PLO fordert Europa auf, entschlossen gegen israelische Siedlungspolitik vorzugehen

Die Palästinensische Befreiungsorganisation (PLO) hat Europa aufgefordert, praktische Maßnahmen zu ergreifen, um zu verhindern, dass das israelische Regime seine Pläne zum Bau von Hunderten neuer illegaler Siedlereinheiten in der strategisch sensiblen E1-Region der besetzten Westbank vorantreibt.

PLO fordert Europa auf, entschlossen gegen israelische Siedlungspolitik vorzugehen
Die israelische Siedlung von Ariel im besetzen Westjordanland.

„Wir begrüßen das Protestschreiben, das der Vertreter der Europäischen Union und 15 europäische Botschafter [vor einigen Tagen] gegen Israels Pläne unterzeichnet haben, mit dem Bau der illegalen Siedlung Givat Hamatos und möglicherweise des E1-Gebiets am Rande der besetzten al-Quds zu beginnen. Sagte Hanan Ashrawi, Mitglied des Exekutivkomitees der PLO.

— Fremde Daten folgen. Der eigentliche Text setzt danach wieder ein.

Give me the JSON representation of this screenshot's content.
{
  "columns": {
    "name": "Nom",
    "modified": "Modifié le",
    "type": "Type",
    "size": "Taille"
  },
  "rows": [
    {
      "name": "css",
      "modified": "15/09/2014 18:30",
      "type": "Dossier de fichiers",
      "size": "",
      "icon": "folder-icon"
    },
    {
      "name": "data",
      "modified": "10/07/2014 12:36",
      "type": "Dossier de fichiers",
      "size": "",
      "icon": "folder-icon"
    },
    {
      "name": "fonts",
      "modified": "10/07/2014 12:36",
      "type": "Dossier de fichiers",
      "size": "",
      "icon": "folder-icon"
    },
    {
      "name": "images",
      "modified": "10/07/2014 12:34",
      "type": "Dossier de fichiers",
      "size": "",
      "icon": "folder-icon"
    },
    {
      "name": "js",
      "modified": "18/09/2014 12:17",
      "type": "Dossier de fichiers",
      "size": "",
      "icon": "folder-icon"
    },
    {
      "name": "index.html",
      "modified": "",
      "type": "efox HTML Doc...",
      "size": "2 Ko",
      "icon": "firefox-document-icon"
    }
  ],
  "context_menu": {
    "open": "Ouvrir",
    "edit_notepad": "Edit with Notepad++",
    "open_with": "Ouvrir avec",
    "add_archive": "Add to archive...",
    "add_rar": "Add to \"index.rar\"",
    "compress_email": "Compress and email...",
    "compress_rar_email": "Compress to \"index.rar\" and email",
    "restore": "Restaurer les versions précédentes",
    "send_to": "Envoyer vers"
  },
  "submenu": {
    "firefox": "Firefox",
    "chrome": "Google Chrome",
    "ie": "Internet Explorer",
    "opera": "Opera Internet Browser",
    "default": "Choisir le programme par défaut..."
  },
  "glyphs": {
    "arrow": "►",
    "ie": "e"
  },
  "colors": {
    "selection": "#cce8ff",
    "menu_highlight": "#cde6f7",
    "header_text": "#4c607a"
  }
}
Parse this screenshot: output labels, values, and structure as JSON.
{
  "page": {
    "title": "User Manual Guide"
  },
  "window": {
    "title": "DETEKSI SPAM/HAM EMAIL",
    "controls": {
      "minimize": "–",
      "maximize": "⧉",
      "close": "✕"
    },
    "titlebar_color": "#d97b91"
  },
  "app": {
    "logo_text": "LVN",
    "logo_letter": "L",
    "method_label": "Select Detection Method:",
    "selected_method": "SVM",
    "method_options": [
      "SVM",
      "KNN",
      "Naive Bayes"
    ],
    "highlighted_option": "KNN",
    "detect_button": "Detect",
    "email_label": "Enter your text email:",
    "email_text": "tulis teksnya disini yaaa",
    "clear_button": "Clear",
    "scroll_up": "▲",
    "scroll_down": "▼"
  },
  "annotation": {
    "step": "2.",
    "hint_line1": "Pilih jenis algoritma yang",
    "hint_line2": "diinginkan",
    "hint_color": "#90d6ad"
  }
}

„Wir sind jedoch der Ansicht, dass die Europäische Union und die Gesandten praktische Maßnahmen ergreifen sollten, die Israel davon abhalten würden, den Weg der Illegalität, Straflosigkeit und Landenteignung zu beschreiten. Die rhetorische Opposition hat Israel nicht aufgehalten. Tatsächlich ist Israel fest entschlossen, seine kriminellen Handlungen voranzutreiben, weil es zuversichtlich ist, dass sich verbale Opposition nicht in praktische Handlungen verwandeln wird “, fügte sie hinzu.

Der hochrangige PLO-Beamte betonte ferner, dass der israelische Plan «besetzte al-Quds vollständig von seiner natürlichen palästinensischen Umgebung trennen und das besetzte Westjordanland in zwei Hälften teilen würde. Sie (israelische Beamte) würden das Kolonialprojekt im Großraum Jerusalem mit dem Diebstahl strategischer Maßnahmen abschließen Palästinensisches Land und angesichts des Fehlens fester Maßnahmen zur Errichtung eines palästinensischen Staates. “

„Während die internationale Gemeinschaft über die Möglichkeit einer Annexion im Westjordanland besorgt ist, setzt Israel das Programm vor Ort ungehindert um. Dies schließt die erstickende Belagerung und stille ethnische Säuberung von Silwan, al-Issawiya und Wadi al-Joz (Stadtteile in al-Quds) durch Hauszerstörungen, systematische Gewaltakte und Megaprojekte ein, die Tausende von Palästinensern vertreiben werden “, betonte Ashrawi.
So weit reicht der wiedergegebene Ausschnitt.